C’est d’ailleurs un sacré problème dans les Balkans ces foutus sacs plastique, on en trouve partout dans la nature, idem pour les bouteilles et les canettes de soda et de bière, les fossés en sont remplis, c’est désolant ; on pourrait être tentés de jeter nous aussi nos déchets dans la nature, mais chaque jour on les dépose dans une poubelle dès qu’on en trouve une, même s’il nous faut laisser notre sac toute la journée accroché au vélo, on ne cède pas à la facilité !

Barbullush, oasis de repos

Marie et David nous ont donné un bon tuyau en nous indiquant le camping de Barbullush, ce sera avec grand plaisir qu’on va y passer deux nuits. Il n’y a pratiquement personne, 3 camping car et 1 tente, c’est dire si c’est désert, par contre la volaille est présente et très familière bien plus nombreuse que les campeurs.
Pour 7 € pour 2 on a droit à une salle de campeurs, cuisine à disposition,  machine à laver et lessive gratuites, une piscine… Nous allons bien en profiter et nous reposer. De plus Irène qui ne fait pas les choses à moitié a un début d’oedème à la cheville droite et une douleur au poplyte droit. C’est la même jambe qui nous a bloqués à Mende… flûte alors ! Les séances piscine vont arranger les choses.

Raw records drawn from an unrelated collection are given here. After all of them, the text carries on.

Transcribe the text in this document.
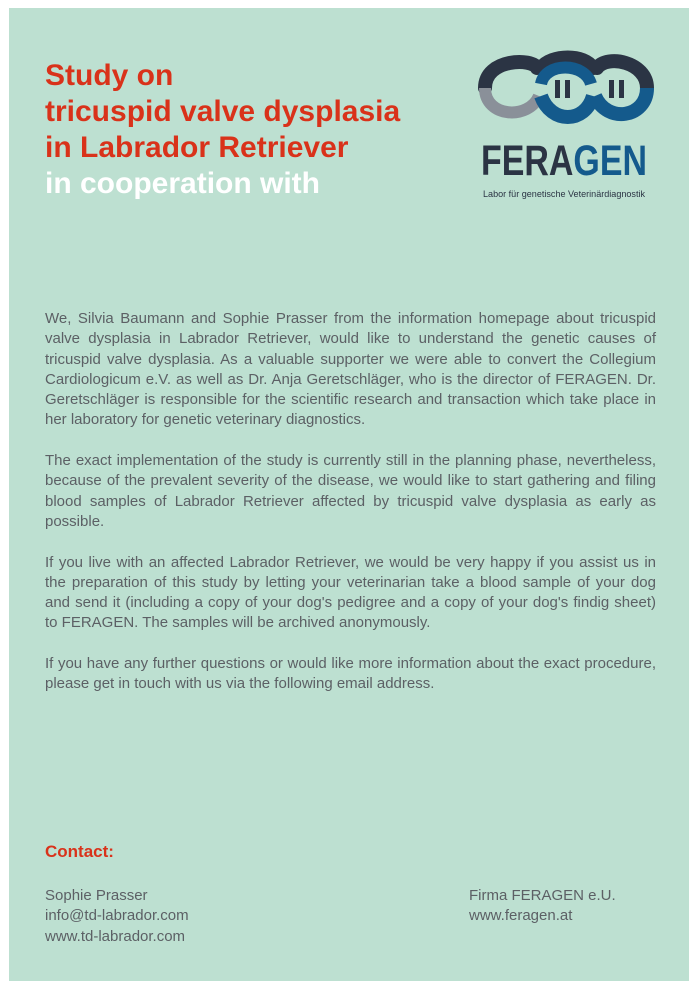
Study on
tricuspid valve dysplasia
in Labrador Retriever
in cooperation with	FERAGEN
Labor für genetische Veterinärdiagnostik

We, Silvia Baumann and Sophie Prasser from the information homepage about tricuspid valve dysplasia in Labrador Retriever, would like to understand the genetic causes of tricuspid valve dysplasia. As a valuable supporter we were able to convert the Collegium Cardiologicum e.V. as well as Dr. Anja Geretschläger, who is the director of FERAGEN. Dr. Geretschläger is responsible for the scientific research and transaction which take place in her laboratory for genetic veterinary diagnostics.

The exact implementation of the study is currently still in the planning phase, nevertheless, because of the prevalent severity of the disease, we would like to start gathering and filing blood samples of Labrador Retriever affected by tricuspid valve dysplasia as early as possible.

If you live with an affected Labrador Retriever, we would be very happy if you assist us in the preparation of this study by letting your veterinarian take a blood sample of your dog and send it (including a copy of your dog's pedigree and a copy of your dog's findig sheet) to FERAGEN. The samples will be archived anonymously.

If you have any further questions or would like more information about the exact procedure, please get in touch with us via the following email address.

Contact:
Sophie Prasser
info@td-labrador.com
www.td-labrador.com
Firma FERAGEN e.U.
www.feragen.at
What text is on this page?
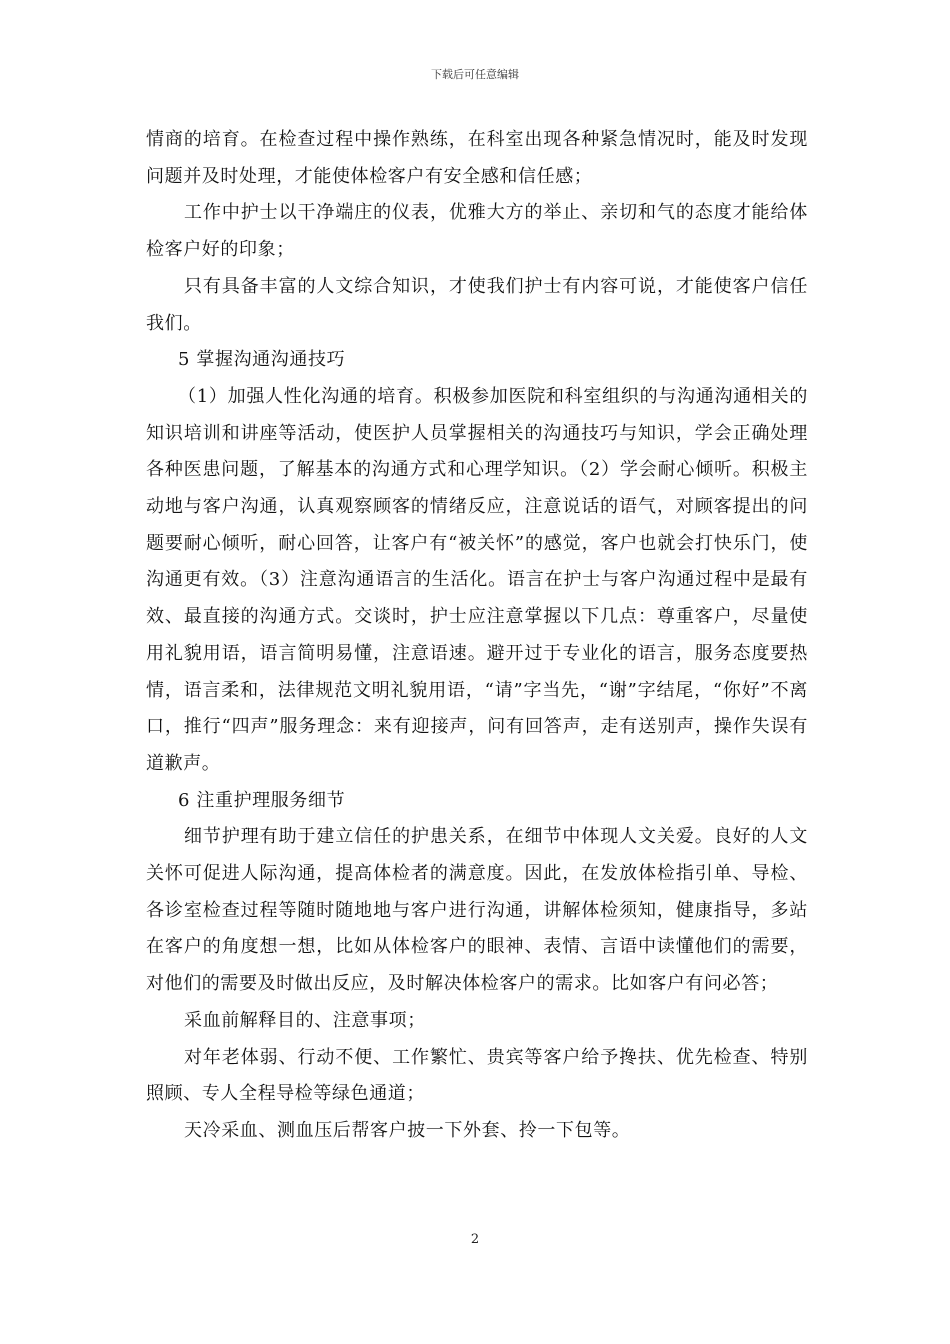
下载后可任意编辑

情商的培育。在检查过程中操作熟练，在科室出现各种紧急情况时，能及时发现问题并及时处理，才能使体检客户有安全感和信任感；

工作中护士以干净端庄的仪表，优雅大方的举止、亲切和气的态度才能给体检客户好的印象；

只有具备丰富的人文综合知识，才使我们护士有内容可说，才能使客户信任我们。

5 掌握沟通沟通技巧

（1）加强人性化沟通的培育。积极参加医院和科室组织的与沟通沟通相关的知识培训和讲座等活动，使医护人员掌握相关的沟通技巧与知识，学会正确处理各种医患问题，了解基本的沟通方式和心理学知识。（2）学会耐心倾听。积极主动地与客户沟通，认真观察顾客的情绪反应，注意说话的语气，对顾客提出的问题要耐心倾听，耐心回答，让客户有“被关怀”的感觉，客户也就会打快乐门，使沟通更有效。（3）注意沟通语言的生活化。语言在护士与客户沟通过程中是最有效、最直接的沟通方式。交谈时，护士应注意掌握以下几点：尊重客户，尽量使用礼貌用语，语言简明易懂，注意语速。避开过于专业化的语言，服务态度要热情，语言柔和，法律规范文明礼貌用语，“请”字当先，“谢”字结尾，“你好”不离口，推行“四声”服务理念：来有迎接声，问有回答声，走有送别声，操作失误有道歉声。

6 注重护理服务细节

细节护理有助于建立信任的护患关系，在细节中体现人文关爱。良好的人文关怀可促进人际沟通，提高体检者的满意度。因此，在发放体检指引单、导检、各诊室检查过程等随时随地地与客户进行沟通，讲解体检须知，健康指导，多站在客户的角度想一想，比如从体检客户的眼神、表情、言语中读懂他们的需要，对他们的需要及时做出反应，及时解决体检客户的需求。比如客户有问必答；

采血前解释目的、注意事项；

对年老体弱、行动不便、工作繁忙、贵宾等客户给予搀扶、优先检查、特别照顾、专人全程导检等绿色通道；

天冷采血、测血压后帮客户披一下外套、拎一下包等。

2
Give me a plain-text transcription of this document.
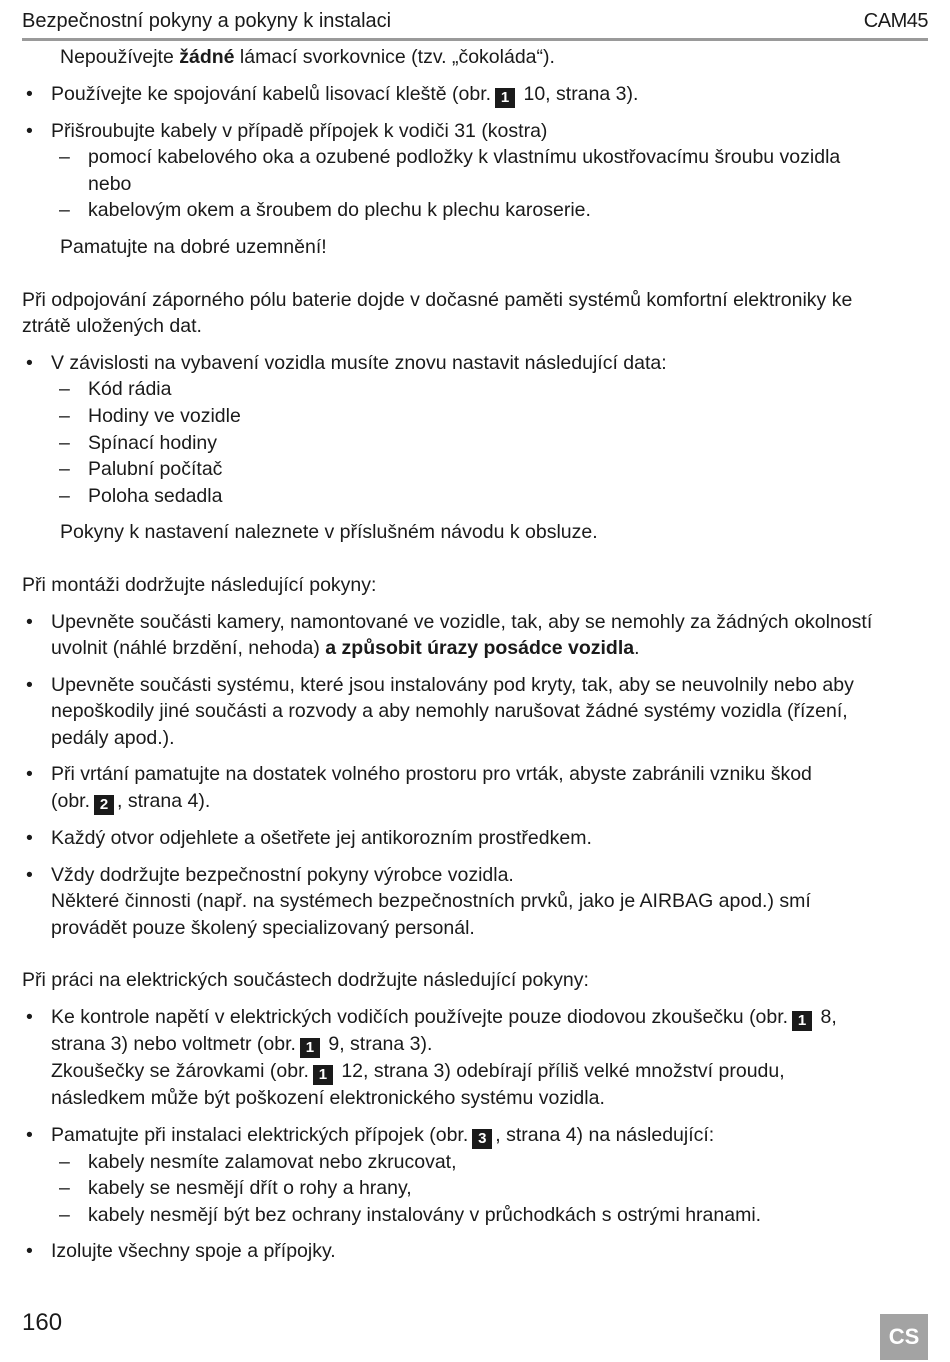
Bezpečnostní pokyny a pokyny k instalaci	CAM45
Nepoužívejte žádné lámací svorkovnice (tzv. „čokoláda“).
• Používejte ke spojování kabelů lisovací kleště (obr. 1 10, strana 3).
• Přišroubujte kabely v případě přípojek k vodiči 31 (kostra)
– pomocí kabelového oka a ozubené podložky k vlastnímu ukostřovacímu šroubu vozidla
nebo
– kabelovým okem a šroubem do plechu k plechu karoserie.
Pamatujte na dobré uzemnění!
Při odpojování záporného pólu baterie dojde v dočasné paměti systémů komfortní elektroniky ke
ztrátě uložených dat.
• V závislosti na vybavení vozidla musíte znovu nastavit následující data:
– Kód rádia
– Hodiny ve vozidle
– Spínací hodiny
– Palubní počítač
– Poloha sedadla
Pokyny k nastavení naleznete v příslušném návodu k obsluze.
Při montáži dodržujte následující pokyny:
• Upevněte součásti kamery, namontované ve vozidle, tak, aby se nemohly za žádných okolností
uvolnit (náhlé brzdění, nehoda) a způsobit úrazy posádce vozidla.
• Upevněte součásti systému, které jsou instalovány pod kryty, tak, aby se neuvolnily nebo aby
nepoškodily jiné součásti a rozvody a aby nemohly narušovat žádné systémy vozidla (řízení,
pedály apod.).
• Při vrtání pamatujte na dostatek volného prostoru pro vrták, abyste zabránili vzniku škod
(obr. 2 , strana 4).
• Každý otvor odjehlete a ošetřete jej antikorozním prostředkem.
• Vždy dodržujte bezpečnostní pokyny výrobce vozidla.
Některé činnosti (např. na systémech bezpečnostních prvků, jako je AIRBAG apod.) smí
provádět pouze školený specializovaný personál.
Při práci na elektrických součástech dodržujte následující pokyny:
• Ke kontrole napětí v elektrických vodičích používejte pouze diodovou zkoušečku (obr. 1 8,
strana 3) nebo voltmetr (obr. 1 9, strana 3).
Zkoušečky se žárovkami (obr. 1 12, strana 3) odebírají příliš velké množství proudu,
následkem může být poškození elektronického systému vozidla.
• Pamatujte při instalaci elektrických přípojek (obr. 3 , strana 4) na následující:
– kabely nesmíte zalamovat nebo zkrucovat,
– kabely se nesmějí dřít o rohy a hrany,
– kabely nesmějí být bez ochrany instalovány v průchodkách s ostrými hranami.
• Izolujte všechny spoje a přípojky.
160
CS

L’Albanie profite des vacances d’été pour célébrer ses mariages, c’est ainsi qu’au détour d’un chemin,  en allant faire nos courses au village proche, on se retrouve en pleine fête de départ du hameau,  tout les voisins et invités chantent et dansent aux sons des tambourins,  Irène se retrouve soulevée de son vélo et entraînée par les danseurs aussi simplement que si elle faisait partie de la fête. C’est joyeux, simple et tellement sympathique.  Le cortège de voitures prend la direction du village et distribuant au passage des cigarettes, tout le monde se précipite sauf les non fumeurs que nous sommes. La population albanaise fume beaucoup,  nous ne sommes plus habitués à voir les gens fumer autant;  les cafés et restaurants affichent les panneaux d’interdiction mais ils ne sont pas vraiment respectés y compris par les serveurs. Il y a de l’avenir pour les cancérologues dans ce pays, les campagnes anti tabac ne sont pas encore arrivées jusqu’ici.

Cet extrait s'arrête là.